Operators and technicians on the pharma manufacturing floor are constantly responding to process changes as they occur in real-time. Unfortunately, data analysis on the manufacturing floor isn’t real-time, and it’s difficult to understand which of the many production parameters is driving variation in performance. Often a reduction in quality or yield occurs without being anticipated and without a clear reason manufacturing teams can point to. Significant off-line data crunching must be done by manufacturing data scientists to interrogate historical data in the hopes of deciphering the cause. This analysis is only valid for that one point in time, not for any future events that may occur with the same equipment or processes. That’s frustrating for operators as well as process science teams and has caused leading companies in the industry to look for a better way to perform real-time analytics.
Performing more sophisticated root cause analysis is more complex than it may first appear. Many pharma processes (especially in biologics manufacturing) aren’t fully characterized, with multiple different process parameters – pressure, temperature, mixing speeds, settling velocities, etc. – simultaneously impacting critical quality attributes (CQAs). These parameters also interact in complex ways with equipment in a multivariate fashion, meaning it’s often unclear how changing a parameter may be impacting output. All of this makes understanding and optimizing pharma manufacturing processes more complex, requiring advanced analytics tools to understand and characterize patterns in the data.Most often, manufacturing data scientists today understand these patterns using offline and bespoke models in Python, Matlab or R. However, it is difficult to connect these programs to regulated, real-time manufacturing systems. The offline data available is often redacted and summarized, meaning it’s rare for analysts to gain enough insight to optimize the process. Ideally, manufacturing data scientists would be able to build a live analysis based off the current reality—and not the data that was collected months or years ago. Such an approach also enables continuous models that run frequently and can provide fresh insight second-by-second using the most up-to-date data.

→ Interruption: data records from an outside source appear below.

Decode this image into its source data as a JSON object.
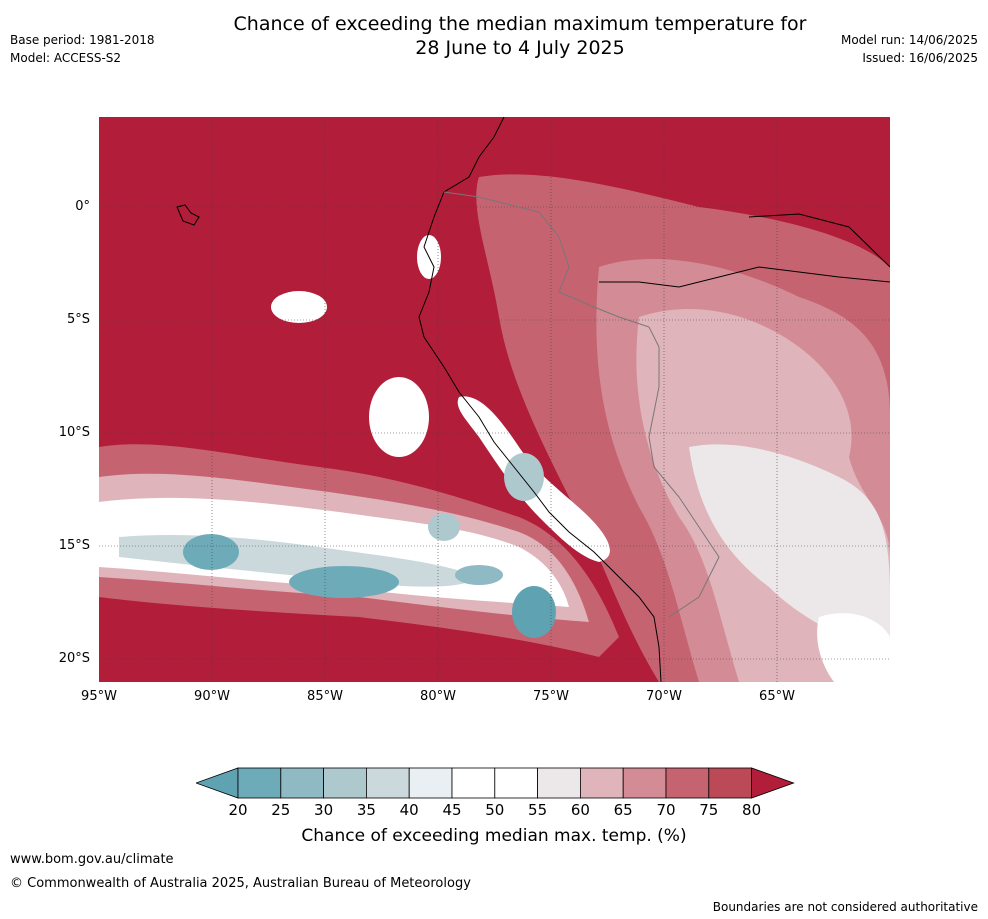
{
  "header": {
    "title_line1": "Chance of exceeding the median maximum temperature for",
    "title_line2": "28 June to 4 July 2025",
    "base_period": "Base period: 1981-2018",
    "model": "Model: ACCESS-S2",
    "model_run": "Model run: 14/06/2025",
    "issued": "Issued: 16/06/2025"
  },
  "map": {
    "region": "western South America and eastern Pacific",
    "lat_labels": [
      "0°",
      "5°S",
      "10°S",
      "15°S",
      "20°S"
    ],
    "lon_labels": [
      "95°W",
      "90°W",
      "85°W",
      "80°W",
      "75°W",
      "70°W",
      "65°W"
    ],
    "lon_range": [
      -95,
      -60
    ],
    "lat_range": [
      -21,
      4
    ],
    "gridlines": true
  },
  "colorbar": {
    "label": "Chance of exceeding median max. temp. (%)",
    "ticks": [
      "20",
      "25",
      "30",
      "35",
      "40",
      "45",
      "50",
      "55",
      "60",
      "65",
      "70",
      "75",
      "80"
    ],
    "colors": [
      "#5fa3b3",
      "#6eabb9",
      "#8fbac4",
      "#adc9ce",
      "#ccd9dc",
      "#e9eff2",
      "#ffffff",
      "#ffffff",
      "#ece8e9",
      "#e0b4bb",
      "#d38c96",
      "#c66370",
      "#bb4956",
      "#b21d39"
    ]
  },
  "footer": {
    "url": "www.bom.gov.au/climate",
    "copyright": "© Commonwealth of Australia 2025, Australian Bureau of Meteorology",
    "note": "Boundaries are not considered authoritative"
  }
}
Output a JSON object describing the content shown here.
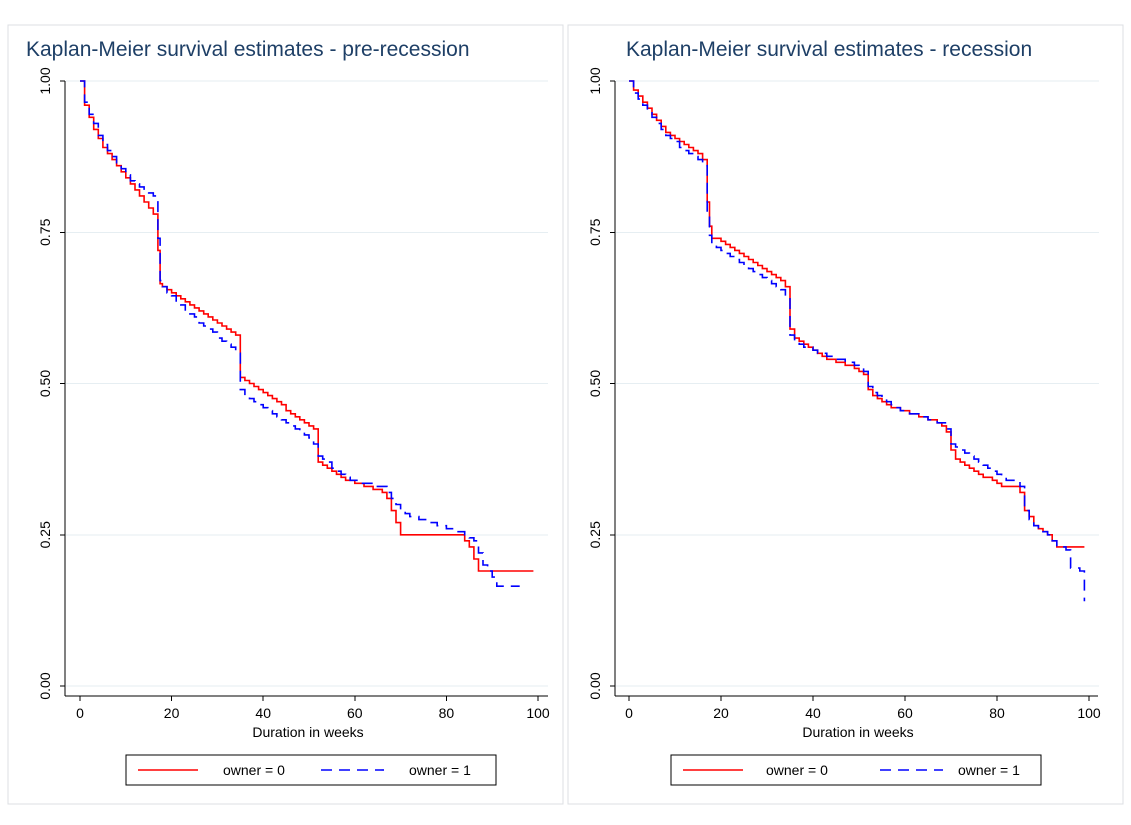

Orchestrating data for real-time analysis
SmartFactory Rx® bridges the gap between advanced analytics and real-time data systems. It supports dozens of modeling approaches – including machine learning (ML) techniques – to provide insights and suggestions for process improvement using live models. By linking directly to real-time systems, those live models support direct improvements to generate higher yields, optimize cycle times, and increase overall equipment effectiveness (OEE). The platform adopts a common approach using historical data to develop advanced models and analysis to provide immediate and actionable data about the process.
The SmartFactory Rx strategy engine orchestrates all the data and inputs that are coming in from the manufacturing floor and centralizes how that data is processed to be used within the analytics processing stack. There are typically multiple data sources/databases with a combination of time-based process data, equipment/maintenance data, and data about the batch – all of which can impact the CQA being addressed. Centralizing data creates a ‘single source of truth’ for analytics engines, building a unified picture of the process that includes all potential variables to be considered. That in turn allows for the full power of ML or other analytics models to be applied, allowing for more powerful insights.How challenger models can help achieve real-time continuous process improvement
Models created by SmartFactory Rx take the latest data and continually re-build, re-validate and re-test the current model to see if the inputs that went into that model still have the biggest impact – or if there are new parameters that are more relevant. If there are changes in the process, it also helps to identify whether the change was deliberate, or a matter of process drift. The model helps focus the user on the most critical parameters at the current moment in time: for instance, while five parameters may have been critical to quality when the model was created, there could now be five different, more impactful parameters to focus on.
Often, shifts in priority impacts may occur because – as the original parameters are optimized – the impact on the variability of the CQA(s) of interest is addressed and the impacts of other (previously less impactful) parameters can be more easily seen. Being able to see real-time impact of changes made to the process and show operators the new process parameters in real time allows continuous process improvement to take place.Making it practical for operators and technicians
The deployed model and inputs, as well as the challenger model framework, are monitored through a dashboard designed to simplify the results for users and provide real-time insight on the shop floor. As new models are automatically created, and performance is contrasted with a currently deployed version, the user will receive a notification when the challenger model shows improvement. Challenger model adoption can be automated so that over time, the system automatically evolves to match your changing process. SmartFactory Rx also creates an audit trail so changes to the model are tracked in terms of who made them, and previous versions of the models remain accessible.
Using SmartFactory Rx, when the operator on the floor sees a change in the process, they will be able to determine why it is happening and see recommended actions to take. Rather than realizing the yield is low and conducting a full after-the-fact investigation to find out why, this new generation of ‘learning’ tools allows operators to see real-time issues as well as key contributors that truly represent the critical few things to examine more closely. Operators get simple, timely information while data scientists have real-time data available for powerful in-depth analysis that can continuously evolve to meet the changing needs of the site. Such learning models, when deployed properly, drive significant and continuing improvements to yield, variability and process robustness.